Our lineage-tracing studies revealed that, in CRC, many ACTA2 + CAFs emerge through proliferation from intestinal pericryptal Leptin receptor (Lepr)+ cells. These Lepr -lineage CAFs, in turn, express melanoma cell adhesion molecule (MCAM/CD146), a CRC stroma-specific marker we identified using RNA-sequencing of sorted populations. High MCAM expression induced by TGF-β was inversely associated with patient survival in human CRC. In mice, stromal Mcam knockout attenuated orthotopically injected colorectal tumouroid growth and improved survival through decreased tumour-associated macrophage recruitment. Mechanistically, fibroblast MCAM interacted with interleukin-1 receptor 1 to augment nuclear factor-ĸB-IL34/CCL8 signalling that promotes macrophage chemotaxis.

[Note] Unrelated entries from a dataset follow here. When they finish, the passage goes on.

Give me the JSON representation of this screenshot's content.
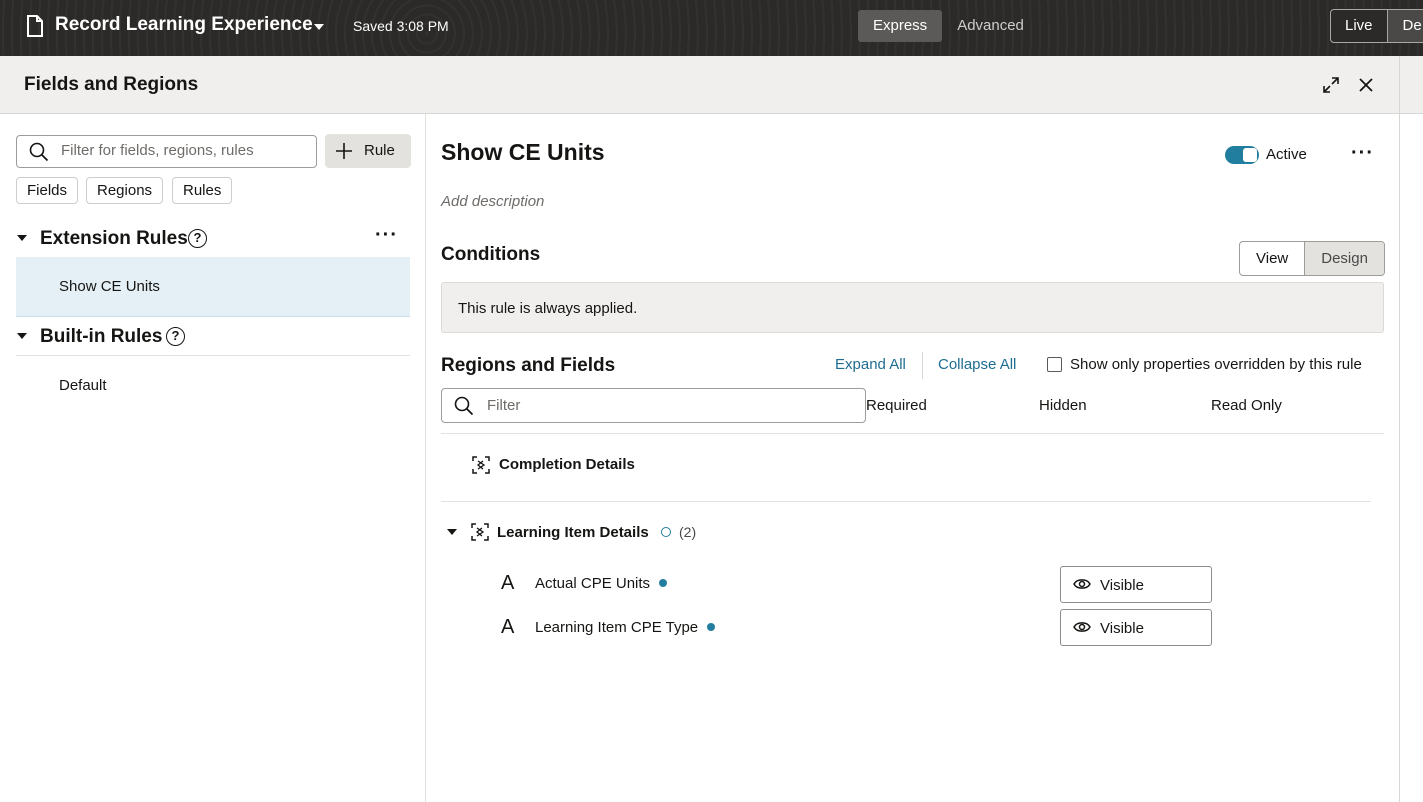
{
  "topbar": {
    "title": "Record Learning Experience",
    "saved": "Saved 3:08 PM",
    "modes": [
      "Express",
      "Advanced"
    ],
    "active_mode": "Express",
    "live_label": "Live",
    "second_label": "De"
  },
  "panel": {
    "title": "Fields and Regions"
  },
  "left": {
    "search_placeholder": "Filter for fields, regions, rules",
    "rule_button": "Rule",
    "chips": [
      "Fields",
      "Regions",
      "Rules"
    ],
    "extension_rules_title": "Extension Rules",
    "extension_rules": [
      "Show CE Units"
    ],
    "builtin_rules_title": "Built-in Rules",
    "builtin_rules": [
      "Default"
    ]
  },
  "main": {
    "title": "Show CE Units",
    "active_label": "Active",
    "add_description": "Add description",
    "conditions_title": "Conditions",
    "view_label": "View",
    "design_label": "Design",
    "condition_text": "This rule is always applied.",
    "regions_title": "Regions and Fields",
    "expand_all": "Expand All",
    "collapse_all": "Collapse All",
    "show_only_label": "Show only properties overridden by this rule",
    "filter_placeholder": "Filter",
    "columns": [
      "Required",
      "Hidden",
      "Read Only"
    ],
    "regions": [
      {
        "label": "Completion Details"
      },
      {
        "label": "Learning Item Details",
        "count": "(2)",
        "fields": [
          {
            "label": "Actual CPE Units",
            "visibility": "Visible"
          },
          {
            "label": "Learning Item CPE Type",
            "visibility": "Visible"
          }
        ]
      }
    ]
  },
  "colors": {
    "accent": "#227e9e",
    "link": "#1e6d91",
    "topbar": "#2b2a29",
    "selected_row": "#e4f0f5"
  },
  "icons": [
    "page-icon",
    "chevron-down-icon",
    "expand-icon",
    "close-icon",
    "search-icon",
    "plus-icon",
    "help-icon",
    "more-icon",
    "region-icon",
    "text-field-icon",
    "eye-icon"
  ]
}
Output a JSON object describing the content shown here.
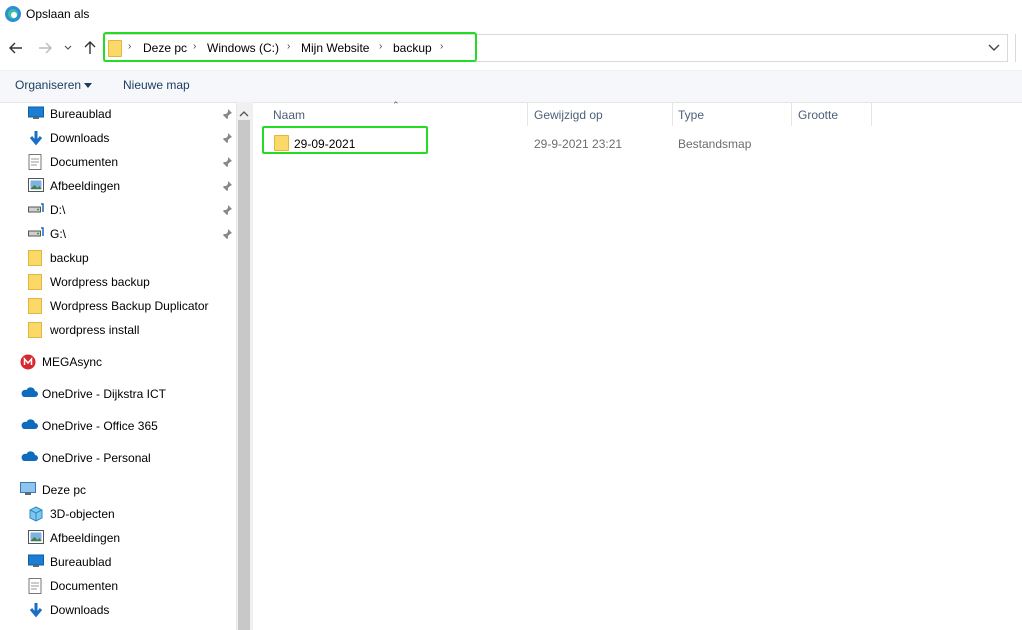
{
  "window": {
    "title": "Opslaan als"
  },
  "address": {
    "crumbs": [
      "Deze pc",
      "Windows (C:)",
      "Mijn Website",
      "backup"
    ]
  },
  "toolbar": {
    "organize_label": "Organiseren",
    "new_folder_label": "Nieuwe map"
  },
  "nav": {
    "quick_access": [
      {
        "label": "Bureaublad",
        "icon": "desktop-icon",
        "pinned": true
      },
      {
        "label": "Downloads",
        "icon": "download-arrow-icon",
        "pinned": true
      },
      {
        "label": "Documenten",
        "icon": "document-icon",
        "pinned": true
      },
      {
        "label": "Afbeeldingen",
        "icon": "pictures-icon",
        "pinned": true
      },
      {
        "label": "D:\\",
        "icon": "drive-icon",
        "pinned": true
      },
      {
        "label": "G:\\",
        "icon": "drive-icon",
        "pinned": true
      },
      {
        "label": "backup",
        "icon": "folder-icon",
        "pinned": false
      },
      {
        "label": "Wordpress backup",
        "icon": "folder-icon",
        "pinned": false
      },
      {
        "label": "Wordpress Backup Duplicator",
        "icon": "folder-icon",
        "pinned": false
      },
      {
        "label": "wordpress install",
        "icon": "folder-icon",
        "pinned": false
      }
    ],
    "roots": [
      {
        "label": "MEGAsync",
        "icon": "mega-icon"
      },
      {
        "label": "OneDrive - Dijkstra ICT",
        "icon": "onedrive-cloud-icon"
      },
      {
        "label": "OneDrive - Office 365",
        "icon": "onedrive-cloud-icon"
      },
      {
        "label": "OneDrive - Personal",
        "icon": "onedrive-cloud-icon"
      },
      {
        "label": "Deze pc",
        "icon": "computer-icon"
      }
    ],
    "this_pc": [
      {
        "label": "3D-objecten",
        "icon": "cube-3d-icon"
      },
      {
        "label": "Afbeeldingen",
        "icon": "pictures-icon"
      },
      {
        "label": "Bureaublad",
        "icon": "desktop-icon"
      },
      {
        "label": "Documenten",
        "icon": "document-icon"
      },
      {
        "label": "Downloads",
        "icon": "download-arrow-icon"
      }
    ]
  },
  "files": {
    "columns": [
      "Naam",
      "Gewijzigd op",
      "Type",
      "Grootte"
    ],
    "rows": [
      {
        "name": "29-09-2021",
        "modified": "29-9-2021 23:21",
        "type": "Bestandsmap",
        "size": ""
      }
    ]
  },
  "colors": {
    "highlight": "#22dd22",
    "folder": "#fbd968",
    "accent": "#0078d7"
  }
}
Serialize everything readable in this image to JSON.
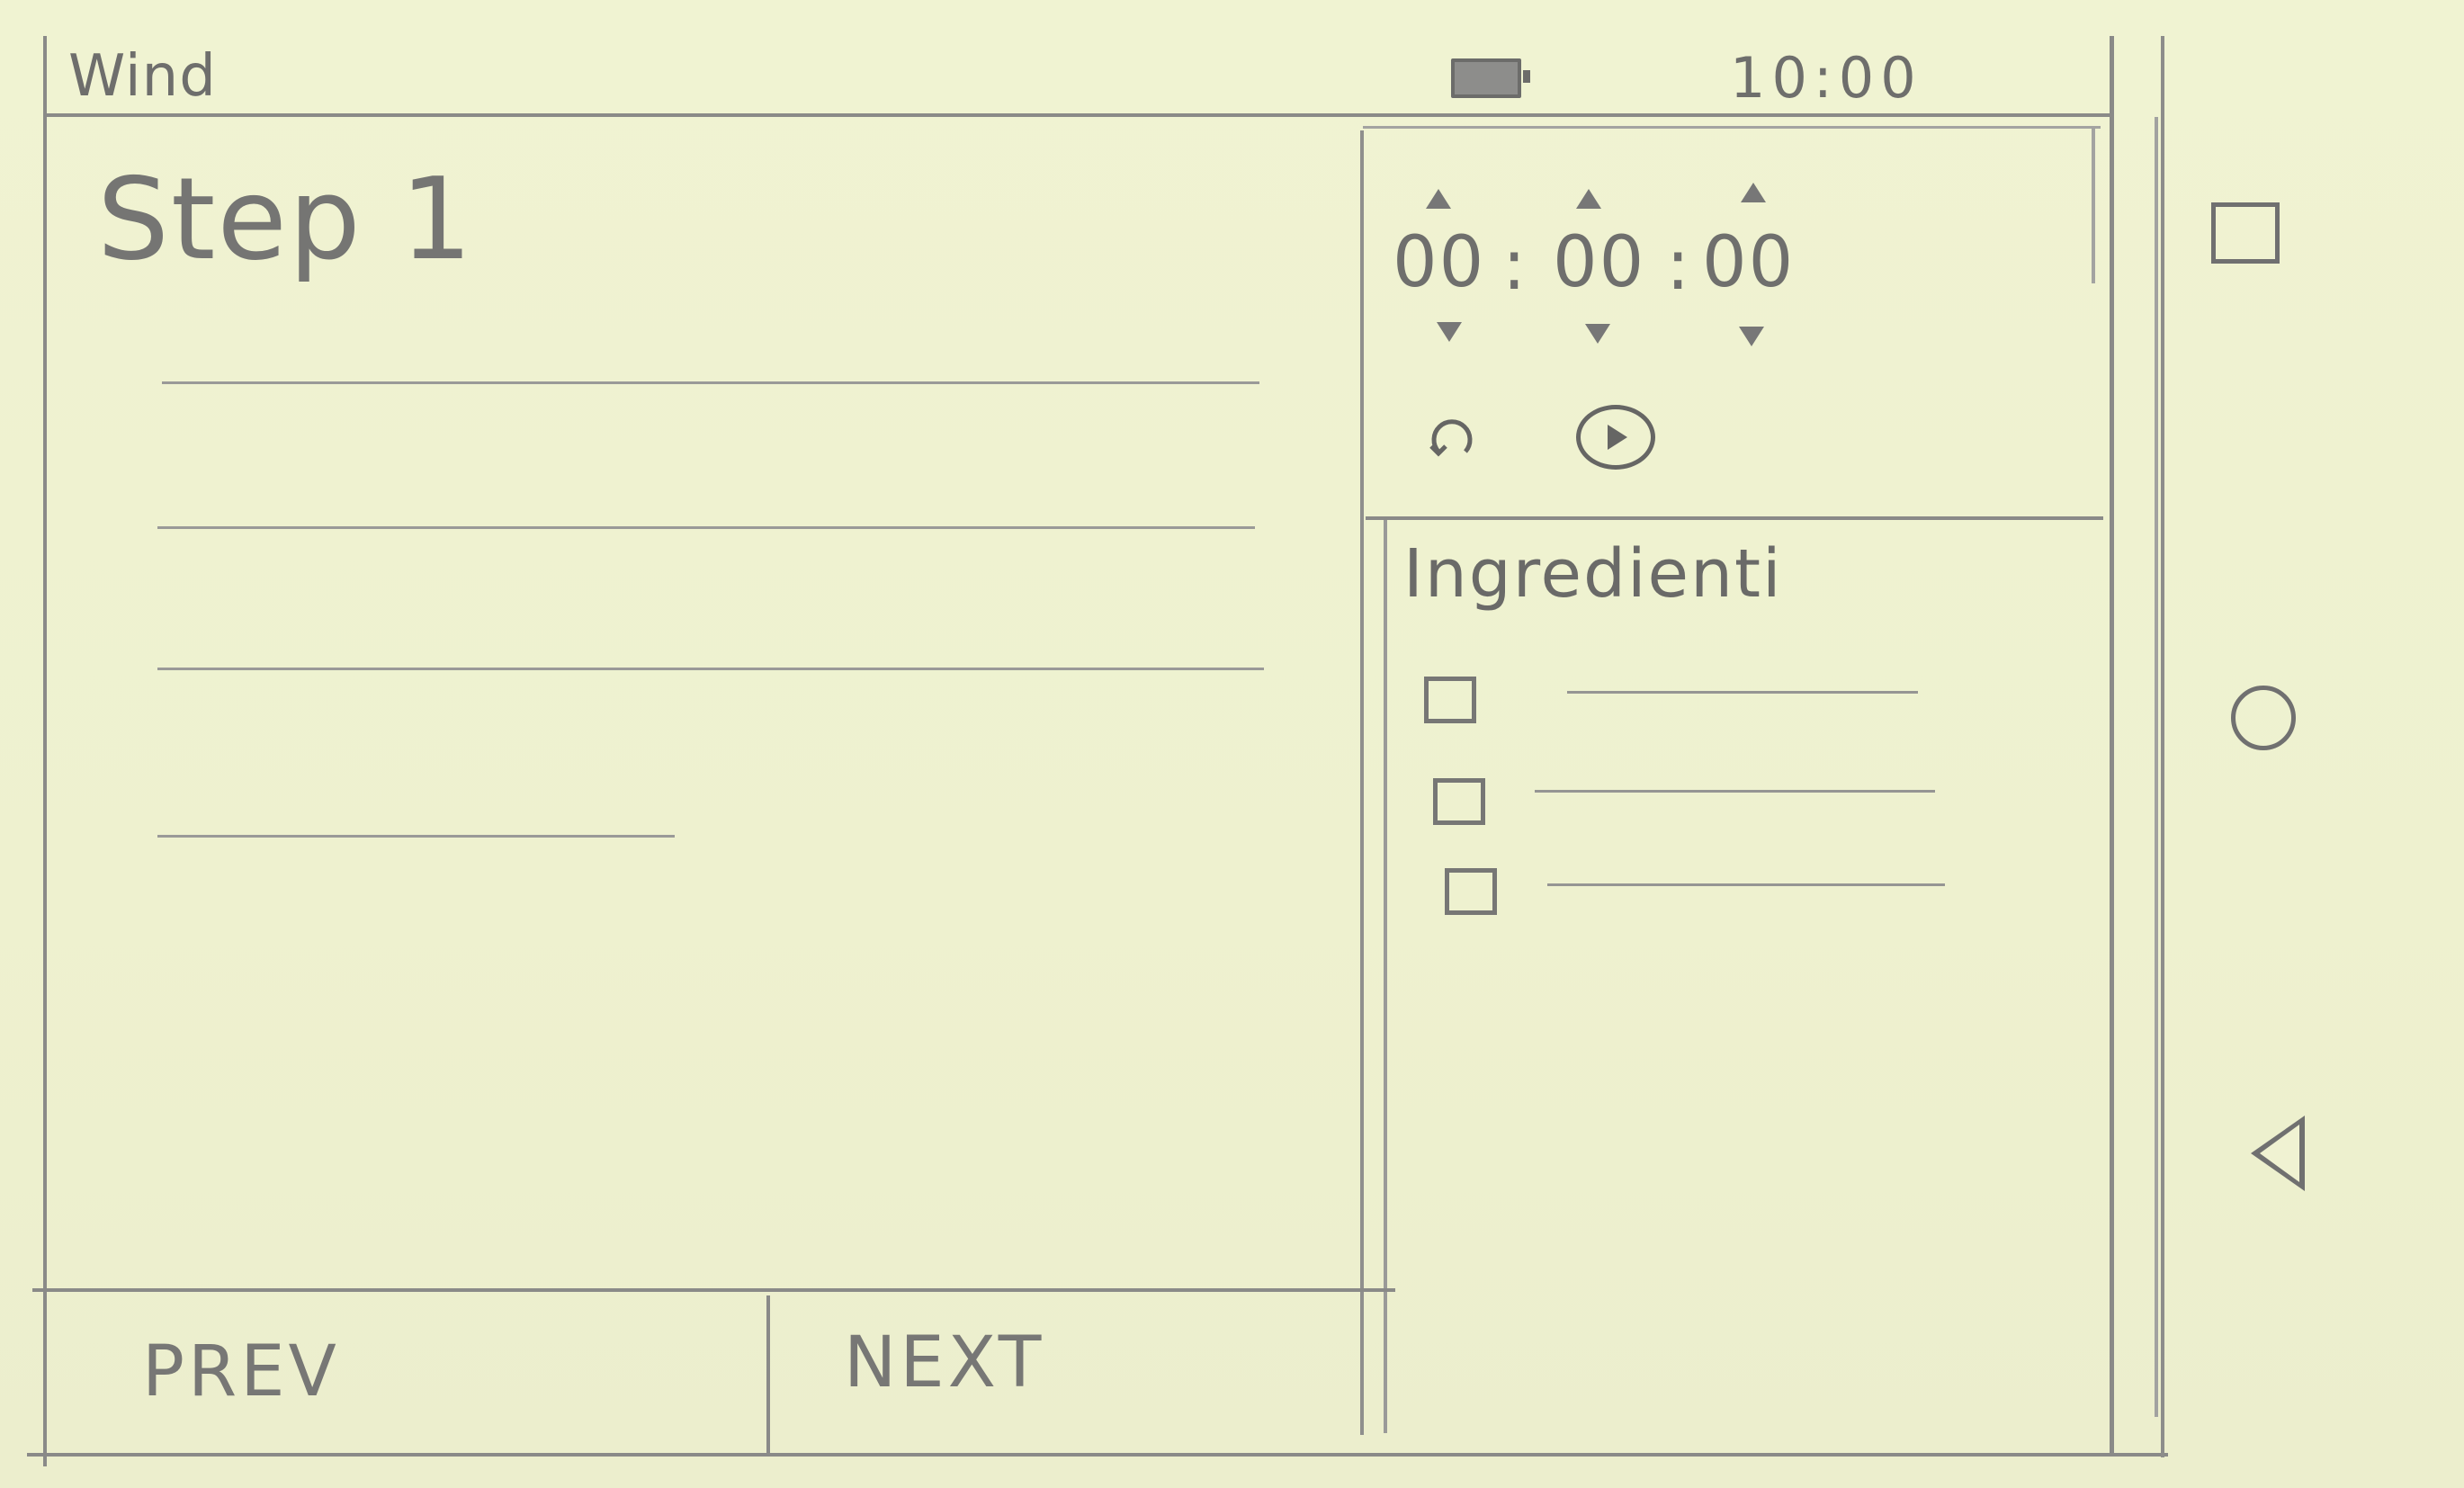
{
  "status_bar": {
    "app_name": "Wind",
    "time": "10:00",
    "battery_icon": "battery-icon"
  },
  "step": {
    "title": "Step 1"
  },
  "navigation": {
    "prev_label": "PREV",
    "next_label": "NEXT"
  },
  "timer": {
    "hours": "00",
    "minutes": "00",
    "seconds": "00",
    "separator": ":",
    "reset_icon": "reset-icon",
    "play_icon": "play-icon"
  },
  "ingredients": {
    "title": "Ingredienti",
    "item_count": 3
  },
  "system_nav": {
    "recents_icon": "square-icon",
    "home_icon": "circle-icon",
    "back_icon": "triangle-back-icon"
  },
  "colors": {
    "paper": "#eef1cf",
    "pencil": "#6f6f6d"
  }
}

In summary we have shown that during colorectal carcinogenesis, pericryptal Lepr-lineage cells proliferate to generate MCAM + CAFs that shape the tumour-promoting immune cold microenvironment. Preventing the expansion/differentiation of Lepr -lineage CAFs or inhibiting MCAM activity could be effective therapeutic approaches to treat immune-cold CRC.